Cooper W O, Hickson G B
Division of General Pediatrics, Vanderbilt Children's Hospital, Vanderbilt University Medical Center, Suite 5028, Medical Center East, Nashville, TN 37232-8555, USA.
Arch Pediatr Adolesc Med. 2001 Oct;155(10):1111-5. doi: 10.1001/archpedi.155.10.1111.
To identify predictors of corticosteroid prescription filling following an emergency department (ED) visit or a hospitalization for asthma.
A retrospective cohort study.
Tennessee children (defined as those aged 2-17 years in this study) covered by Medicaid were included in the cohort if they had an ED visit or a hospitalization for asthma between July 1, 1995, and December 31, 1997.
Prescriptions filled in the child's name for an oral corticosteroid within 7 days of the latest ED visit or hospitalization for asthma.
Of 6035 Tennessee children covered by Medicaid with an ED visit for asthma and of 2102 covered by Medicaid with a hospitalization for asthma during the study period, less than half (44.8% following an ED visit and 55.5% following a hospitalization) had prescriptions filled for oral corticosteroids within 7 days. Factors independently predicting a child's not having an oral corticosteroid prescription filled included older age, black race, and residence in rural regions of the state. Conversely, children with oral corticosteroid prescriptions in the previous 6 months were more likely to have oral corticosteroid prescriptions filled following an ED visit for asthma, and children with more than 3 beta-agonist prescriptions in the previous 6 months were more likely to have oral corticosteroid prescriptions filled following a hospitalization for asthma.
Overall, fewer than half of Tennessee children covered by Medicaid had an oral corticosteroid prescription filled following an ED visit or a hospitalization for asthma. Age, race, and county of residence predicted failure to have a prescription filled. Further study is needed to determine whether variations in corticosteroid prescription filling relate to physician practice, family behavior, or both.
确定在急诊科就诊或因哮喘住院后使用皮质类固醇药物处方配药的预测因素。
一项回顾性队列研究。
纳入队列的是田纳西州医疗补助覆盖的儿童(本研究中定义为年龄在2至17岁),他们在1995年7月1日至1997年12月31日期间因哮喘在急诊科就诊或住院。
在最近一次因哮喘在急诊科就诊或住院后7天内以儿童名义开具的口服皮质类固醇药物处方。

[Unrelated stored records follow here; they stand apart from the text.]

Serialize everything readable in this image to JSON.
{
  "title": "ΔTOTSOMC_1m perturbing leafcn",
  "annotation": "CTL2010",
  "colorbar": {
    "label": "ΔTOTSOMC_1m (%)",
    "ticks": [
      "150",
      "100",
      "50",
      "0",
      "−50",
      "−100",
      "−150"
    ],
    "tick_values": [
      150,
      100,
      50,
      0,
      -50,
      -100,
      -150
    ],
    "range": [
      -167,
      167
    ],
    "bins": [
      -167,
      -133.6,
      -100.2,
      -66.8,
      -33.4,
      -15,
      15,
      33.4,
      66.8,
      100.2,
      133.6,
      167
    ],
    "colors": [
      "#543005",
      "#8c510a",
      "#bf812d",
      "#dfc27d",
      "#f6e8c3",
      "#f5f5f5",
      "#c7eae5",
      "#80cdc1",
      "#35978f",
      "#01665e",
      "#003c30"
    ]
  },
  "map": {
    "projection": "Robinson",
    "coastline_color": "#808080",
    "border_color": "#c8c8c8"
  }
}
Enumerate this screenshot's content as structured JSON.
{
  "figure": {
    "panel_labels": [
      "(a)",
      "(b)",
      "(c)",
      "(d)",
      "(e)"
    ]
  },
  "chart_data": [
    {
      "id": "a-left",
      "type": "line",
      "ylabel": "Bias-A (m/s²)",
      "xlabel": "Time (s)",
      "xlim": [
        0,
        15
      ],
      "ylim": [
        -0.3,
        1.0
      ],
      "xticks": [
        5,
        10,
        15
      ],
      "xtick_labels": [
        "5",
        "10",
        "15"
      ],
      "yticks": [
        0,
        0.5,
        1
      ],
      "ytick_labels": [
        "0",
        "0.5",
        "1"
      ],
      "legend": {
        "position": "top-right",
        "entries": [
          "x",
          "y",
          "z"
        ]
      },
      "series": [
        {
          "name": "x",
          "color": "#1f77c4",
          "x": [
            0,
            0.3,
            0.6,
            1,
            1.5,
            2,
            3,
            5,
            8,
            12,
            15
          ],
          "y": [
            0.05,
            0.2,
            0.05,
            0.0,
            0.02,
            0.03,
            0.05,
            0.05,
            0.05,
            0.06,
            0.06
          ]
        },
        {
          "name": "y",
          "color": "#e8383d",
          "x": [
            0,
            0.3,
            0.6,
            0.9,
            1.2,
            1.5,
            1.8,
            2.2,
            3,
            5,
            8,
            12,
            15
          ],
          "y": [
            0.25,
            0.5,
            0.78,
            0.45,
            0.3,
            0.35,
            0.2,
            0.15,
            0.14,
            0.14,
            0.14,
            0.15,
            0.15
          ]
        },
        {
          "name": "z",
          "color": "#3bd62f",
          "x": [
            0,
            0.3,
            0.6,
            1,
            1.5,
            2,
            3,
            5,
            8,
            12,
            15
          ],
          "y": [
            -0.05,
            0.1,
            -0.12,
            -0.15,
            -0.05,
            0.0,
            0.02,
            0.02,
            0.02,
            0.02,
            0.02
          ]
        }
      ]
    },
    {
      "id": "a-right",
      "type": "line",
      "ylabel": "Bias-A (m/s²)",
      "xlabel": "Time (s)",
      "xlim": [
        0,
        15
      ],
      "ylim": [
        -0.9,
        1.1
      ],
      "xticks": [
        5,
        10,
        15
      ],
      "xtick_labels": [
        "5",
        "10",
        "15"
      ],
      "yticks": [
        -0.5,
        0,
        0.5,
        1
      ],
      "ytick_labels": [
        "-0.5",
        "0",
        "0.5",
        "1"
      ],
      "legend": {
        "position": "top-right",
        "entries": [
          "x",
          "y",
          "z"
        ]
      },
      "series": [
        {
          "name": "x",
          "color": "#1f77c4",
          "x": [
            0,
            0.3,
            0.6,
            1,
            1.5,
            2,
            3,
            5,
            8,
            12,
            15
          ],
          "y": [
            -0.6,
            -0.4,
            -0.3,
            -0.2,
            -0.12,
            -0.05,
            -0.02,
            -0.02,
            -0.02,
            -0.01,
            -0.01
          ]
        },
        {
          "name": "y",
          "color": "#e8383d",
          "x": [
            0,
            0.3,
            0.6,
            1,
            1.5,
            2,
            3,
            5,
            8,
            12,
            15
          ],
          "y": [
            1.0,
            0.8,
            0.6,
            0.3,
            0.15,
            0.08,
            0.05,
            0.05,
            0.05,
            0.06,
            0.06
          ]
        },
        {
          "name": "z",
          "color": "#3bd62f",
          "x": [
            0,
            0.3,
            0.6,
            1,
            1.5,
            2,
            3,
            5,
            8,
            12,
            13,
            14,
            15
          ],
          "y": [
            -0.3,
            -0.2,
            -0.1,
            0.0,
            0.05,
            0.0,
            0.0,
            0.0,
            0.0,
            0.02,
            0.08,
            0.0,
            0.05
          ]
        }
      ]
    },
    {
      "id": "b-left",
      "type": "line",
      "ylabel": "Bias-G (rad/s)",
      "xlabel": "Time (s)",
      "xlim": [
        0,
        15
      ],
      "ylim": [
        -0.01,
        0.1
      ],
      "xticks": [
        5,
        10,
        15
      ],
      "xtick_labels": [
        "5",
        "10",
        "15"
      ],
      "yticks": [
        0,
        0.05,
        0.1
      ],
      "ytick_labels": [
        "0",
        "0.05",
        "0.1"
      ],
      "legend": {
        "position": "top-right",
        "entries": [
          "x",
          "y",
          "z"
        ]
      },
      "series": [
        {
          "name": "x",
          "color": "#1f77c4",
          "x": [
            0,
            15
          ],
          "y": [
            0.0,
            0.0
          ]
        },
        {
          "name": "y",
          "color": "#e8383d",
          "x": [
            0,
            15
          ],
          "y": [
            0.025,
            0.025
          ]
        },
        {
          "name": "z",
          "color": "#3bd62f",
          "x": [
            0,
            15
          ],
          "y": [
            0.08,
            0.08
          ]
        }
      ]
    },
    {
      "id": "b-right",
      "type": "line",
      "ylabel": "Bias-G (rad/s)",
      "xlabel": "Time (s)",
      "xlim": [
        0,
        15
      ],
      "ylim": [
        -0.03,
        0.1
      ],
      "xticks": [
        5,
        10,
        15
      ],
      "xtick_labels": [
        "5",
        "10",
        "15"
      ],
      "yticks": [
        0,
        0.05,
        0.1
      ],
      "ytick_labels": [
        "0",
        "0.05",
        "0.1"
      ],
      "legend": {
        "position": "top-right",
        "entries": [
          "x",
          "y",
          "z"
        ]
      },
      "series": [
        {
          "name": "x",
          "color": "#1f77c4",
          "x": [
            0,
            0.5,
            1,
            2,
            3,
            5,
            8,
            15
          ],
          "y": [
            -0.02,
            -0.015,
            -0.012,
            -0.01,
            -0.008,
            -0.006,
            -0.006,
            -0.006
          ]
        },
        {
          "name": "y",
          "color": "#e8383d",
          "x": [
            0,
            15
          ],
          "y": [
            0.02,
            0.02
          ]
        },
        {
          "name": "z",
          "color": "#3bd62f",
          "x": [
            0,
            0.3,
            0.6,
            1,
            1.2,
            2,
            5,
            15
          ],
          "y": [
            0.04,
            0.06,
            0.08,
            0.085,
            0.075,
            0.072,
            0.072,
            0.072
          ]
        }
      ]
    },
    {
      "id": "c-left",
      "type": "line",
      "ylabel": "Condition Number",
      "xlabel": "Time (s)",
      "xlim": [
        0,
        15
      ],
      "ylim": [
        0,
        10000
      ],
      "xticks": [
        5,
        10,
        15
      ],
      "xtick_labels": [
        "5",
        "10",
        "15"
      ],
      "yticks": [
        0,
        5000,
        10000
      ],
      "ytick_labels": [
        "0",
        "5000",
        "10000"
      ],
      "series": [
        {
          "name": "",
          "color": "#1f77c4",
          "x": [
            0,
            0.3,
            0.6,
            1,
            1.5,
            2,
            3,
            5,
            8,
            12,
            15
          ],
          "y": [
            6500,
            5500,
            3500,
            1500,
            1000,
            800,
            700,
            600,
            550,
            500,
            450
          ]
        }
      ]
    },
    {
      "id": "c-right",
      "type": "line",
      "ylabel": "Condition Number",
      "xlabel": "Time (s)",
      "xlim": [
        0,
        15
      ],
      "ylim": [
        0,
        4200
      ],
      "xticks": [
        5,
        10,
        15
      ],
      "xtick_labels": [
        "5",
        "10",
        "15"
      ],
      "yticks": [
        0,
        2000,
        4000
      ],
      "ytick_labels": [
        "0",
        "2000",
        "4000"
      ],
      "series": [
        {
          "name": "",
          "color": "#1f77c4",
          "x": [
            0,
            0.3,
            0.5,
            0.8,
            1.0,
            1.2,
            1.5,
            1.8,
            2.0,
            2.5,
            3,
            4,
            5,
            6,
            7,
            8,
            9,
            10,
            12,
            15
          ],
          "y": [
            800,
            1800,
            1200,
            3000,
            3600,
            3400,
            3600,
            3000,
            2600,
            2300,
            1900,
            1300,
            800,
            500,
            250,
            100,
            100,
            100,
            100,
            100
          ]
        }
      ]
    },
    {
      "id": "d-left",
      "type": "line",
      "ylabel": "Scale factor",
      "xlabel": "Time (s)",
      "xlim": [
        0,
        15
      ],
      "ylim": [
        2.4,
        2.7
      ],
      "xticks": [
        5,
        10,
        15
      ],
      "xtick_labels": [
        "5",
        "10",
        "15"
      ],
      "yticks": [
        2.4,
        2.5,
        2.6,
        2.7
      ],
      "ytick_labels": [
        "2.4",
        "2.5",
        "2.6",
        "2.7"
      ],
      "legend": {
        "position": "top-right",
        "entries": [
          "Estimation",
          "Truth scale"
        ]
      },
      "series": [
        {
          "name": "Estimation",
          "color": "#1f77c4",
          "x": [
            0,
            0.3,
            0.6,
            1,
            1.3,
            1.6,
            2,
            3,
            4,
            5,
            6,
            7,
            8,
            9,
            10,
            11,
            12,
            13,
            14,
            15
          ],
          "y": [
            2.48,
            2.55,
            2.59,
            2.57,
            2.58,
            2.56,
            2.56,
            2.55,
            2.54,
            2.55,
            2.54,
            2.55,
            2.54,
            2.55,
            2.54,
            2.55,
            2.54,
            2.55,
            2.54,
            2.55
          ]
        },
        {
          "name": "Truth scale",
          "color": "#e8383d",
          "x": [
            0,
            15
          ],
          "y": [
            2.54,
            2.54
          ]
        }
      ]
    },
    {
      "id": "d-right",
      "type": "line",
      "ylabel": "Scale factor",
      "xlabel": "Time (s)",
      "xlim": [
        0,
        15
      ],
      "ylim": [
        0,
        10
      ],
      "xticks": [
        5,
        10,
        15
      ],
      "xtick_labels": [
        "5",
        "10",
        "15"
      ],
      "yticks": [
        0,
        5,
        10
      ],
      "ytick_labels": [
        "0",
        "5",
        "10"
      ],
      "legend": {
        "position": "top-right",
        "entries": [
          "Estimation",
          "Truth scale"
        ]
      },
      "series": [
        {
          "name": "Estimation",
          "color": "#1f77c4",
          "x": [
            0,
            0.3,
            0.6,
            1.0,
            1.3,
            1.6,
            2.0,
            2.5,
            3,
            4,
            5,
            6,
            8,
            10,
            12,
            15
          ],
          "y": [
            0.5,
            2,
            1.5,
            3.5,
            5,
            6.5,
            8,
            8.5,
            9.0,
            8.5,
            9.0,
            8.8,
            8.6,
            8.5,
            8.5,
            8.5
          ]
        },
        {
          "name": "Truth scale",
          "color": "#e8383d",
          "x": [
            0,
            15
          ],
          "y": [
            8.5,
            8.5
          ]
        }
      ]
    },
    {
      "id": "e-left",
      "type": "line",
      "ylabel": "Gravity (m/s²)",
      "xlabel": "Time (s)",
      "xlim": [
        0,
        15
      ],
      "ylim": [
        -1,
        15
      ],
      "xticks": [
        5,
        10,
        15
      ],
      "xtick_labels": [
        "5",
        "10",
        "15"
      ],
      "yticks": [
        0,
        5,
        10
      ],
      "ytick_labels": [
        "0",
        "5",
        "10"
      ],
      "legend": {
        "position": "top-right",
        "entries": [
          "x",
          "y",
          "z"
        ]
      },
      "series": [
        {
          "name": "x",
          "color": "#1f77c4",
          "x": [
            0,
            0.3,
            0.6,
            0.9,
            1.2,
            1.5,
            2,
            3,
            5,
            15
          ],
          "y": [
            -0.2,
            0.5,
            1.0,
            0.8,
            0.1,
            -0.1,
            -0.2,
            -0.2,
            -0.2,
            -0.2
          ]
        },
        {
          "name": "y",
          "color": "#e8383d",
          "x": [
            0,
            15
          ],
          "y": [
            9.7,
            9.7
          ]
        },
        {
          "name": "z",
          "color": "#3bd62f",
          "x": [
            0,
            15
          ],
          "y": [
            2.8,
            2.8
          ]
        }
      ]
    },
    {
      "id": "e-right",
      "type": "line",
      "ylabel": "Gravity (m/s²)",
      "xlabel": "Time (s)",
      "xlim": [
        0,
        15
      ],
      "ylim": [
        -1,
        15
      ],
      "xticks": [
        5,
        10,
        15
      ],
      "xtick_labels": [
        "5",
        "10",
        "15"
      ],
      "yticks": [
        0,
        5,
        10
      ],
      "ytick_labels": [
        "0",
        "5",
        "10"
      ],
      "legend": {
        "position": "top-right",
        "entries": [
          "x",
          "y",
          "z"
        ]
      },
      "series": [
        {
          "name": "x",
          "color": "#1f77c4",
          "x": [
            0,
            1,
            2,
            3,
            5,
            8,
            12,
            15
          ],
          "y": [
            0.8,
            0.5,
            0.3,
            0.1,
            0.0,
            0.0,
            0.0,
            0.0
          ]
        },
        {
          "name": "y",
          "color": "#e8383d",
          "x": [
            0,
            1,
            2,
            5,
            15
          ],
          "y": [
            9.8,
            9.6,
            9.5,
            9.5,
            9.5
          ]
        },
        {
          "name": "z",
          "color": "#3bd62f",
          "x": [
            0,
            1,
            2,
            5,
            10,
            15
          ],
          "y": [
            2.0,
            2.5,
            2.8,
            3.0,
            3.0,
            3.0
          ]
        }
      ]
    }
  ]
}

在研究期间,田纳西州6035名因哮喘在急诊科就诊的医疗补助覆盖儿童以及2102名因哮喘住院的医疗补助覆盖儿童中,不到一半(急诊科就诊后为44.8%,住院后为55.5%)在7天内开具了口服皮质类固醇药物处方。独立预测儿童未开具口服皮质类固醇药物处方的因素包括年龄较大、黑人种族以及居住在该州农村地区。相反,在过去6个月内有口服皮质类固醇药物处方的儿童在因哮喘在急诊科就诊后更有可能开具口服皮质类固醇药物处方,而在过去6个月内有超过3张β受体激动剂处方的儿童在因哮喘住院后更有可能开具口服皮质类固醇药物处方。
总体而言,田纳西州医疗补助覆盖的儿童中,不到一半在因哮喘在急诊科就诊或住院后开具了口服皮质类固醇药物处方。年龄、种族和居住县可预测未开具处方的情况。需要进一步研究以确定皮质类固醇药物处方配药的差异是否与医生的做法、家庭行为或两者都有关。